4. Finally, I’ll connect the **prompt_builder’s output** to the **LLM (chat_generator)**.

This setup ensures everything flows properly from the query to the final answer.

In [27]:
basic_rag_pipeline = Pipeline()

# Add components to your pipeline
basic_rag_pipeline.add_component("text_embedder", text_embedder)
basic_rag_pipeline.add_component("retriever", retriever)
basic_rag_pipeline.add_component("prompt_builder", prompt_builder)
basic_rag_pipeline.add_component("llm", chat_generator)

# Now, connect the components to each other
basic_rag_pipeline.connect("text_embedder.embedding", "retriever.query_embedding")
basic_rag_pipeline.connect("retriever", "prompt_builder")
basic_rag_pipeline.connect("prompt_builder.prompt", "llm.messages")

<haystack.core.pipeline.pipeline.Pipeline object at 0x7e7da01e7210>
🚅 Components
  - text_embedder: SentenceTransformersTextEmbedder
  - retriever: InMemoryEmbeddingRetriever
  - prompt_builder: ChatPromptBuilder
  - llm: GoogleAIGeminiChatGenerator
🛤️ Connections
  - text_embedder.embedding -> retriever.query_embedding (List[float])
  - retriever.documents -> prompt_builder.documents (List[Document])
  - prompt_builder.prompt -> llm.messages (List[ChatMessage])

### Asking a Question

When I ask a question, I’ll use the **pipeline’s `run()` method**. I’ll make sure to pass the question to **both the `text_embedder` and the `prompt_builder`**.

This way, the **{{question}}** variable in my prompt template gets filled correctly with the user’s specific question.

In [28]:
question = "Why did people visit the Temple of Artemis?"

response = basic_rag_pipeline.run({"text_embedder": {"text": question}, "prompt_builder": {"question": question}})

print(response["llm"]["replies"][0].text)

Batches:   0%|          | 0/1 [00:00<?, ?it/s]

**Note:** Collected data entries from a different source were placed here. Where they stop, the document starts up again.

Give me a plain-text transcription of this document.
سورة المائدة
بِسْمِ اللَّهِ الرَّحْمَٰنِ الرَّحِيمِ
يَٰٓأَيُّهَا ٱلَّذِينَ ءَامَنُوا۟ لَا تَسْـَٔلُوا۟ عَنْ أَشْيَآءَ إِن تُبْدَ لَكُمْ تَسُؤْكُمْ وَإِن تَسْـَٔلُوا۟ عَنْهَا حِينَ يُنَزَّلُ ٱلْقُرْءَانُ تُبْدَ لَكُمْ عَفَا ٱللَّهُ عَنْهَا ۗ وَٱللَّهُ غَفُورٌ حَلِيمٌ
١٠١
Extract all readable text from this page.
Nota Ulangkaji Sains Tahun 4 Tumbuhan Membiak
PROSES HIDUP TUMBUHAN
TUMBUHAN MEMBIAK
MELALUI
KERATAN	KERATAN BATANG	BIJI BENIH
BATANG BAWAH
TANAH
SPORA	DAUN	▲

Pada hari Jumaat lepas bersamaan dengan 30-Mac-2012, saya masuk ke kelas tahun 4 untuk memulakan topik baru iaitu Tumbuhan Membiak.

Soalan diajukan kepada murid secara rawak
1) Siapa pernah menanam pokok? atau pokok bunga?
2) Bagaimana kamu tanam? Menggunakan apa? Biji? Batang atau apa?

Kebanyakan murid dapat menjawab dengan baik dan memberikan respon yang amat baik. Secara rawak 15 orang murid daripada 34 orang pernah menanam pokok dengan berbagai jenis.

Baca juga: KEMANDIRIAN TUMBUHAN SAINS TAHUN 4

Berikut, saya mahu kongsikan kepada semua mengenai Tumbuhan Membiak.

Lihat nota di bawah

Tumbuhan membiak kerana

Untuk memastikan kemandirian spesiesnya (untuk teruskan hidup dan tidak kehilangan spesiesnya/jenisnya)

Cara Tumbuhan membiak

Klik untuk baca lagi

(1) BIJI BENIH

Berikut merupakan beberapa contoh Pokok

People visited the Temple of Artemis for several reasons:

*   **To pay homage to Artemis:** The temple was dedicated to Artemis, and visitors came to honor her with jewelry and various goods.
*   **Sightseeing:** The Temple became an important attraction for merchants, kings, and sightseers.
*   **Sanctuary:** The temple offered sanctuary to those fleeing persecution or punishment.
*   **To attend the Artemis Procession:** Large numbers of people came to Ephesus in March and in the beginning of May to attend the main Artemis Procession.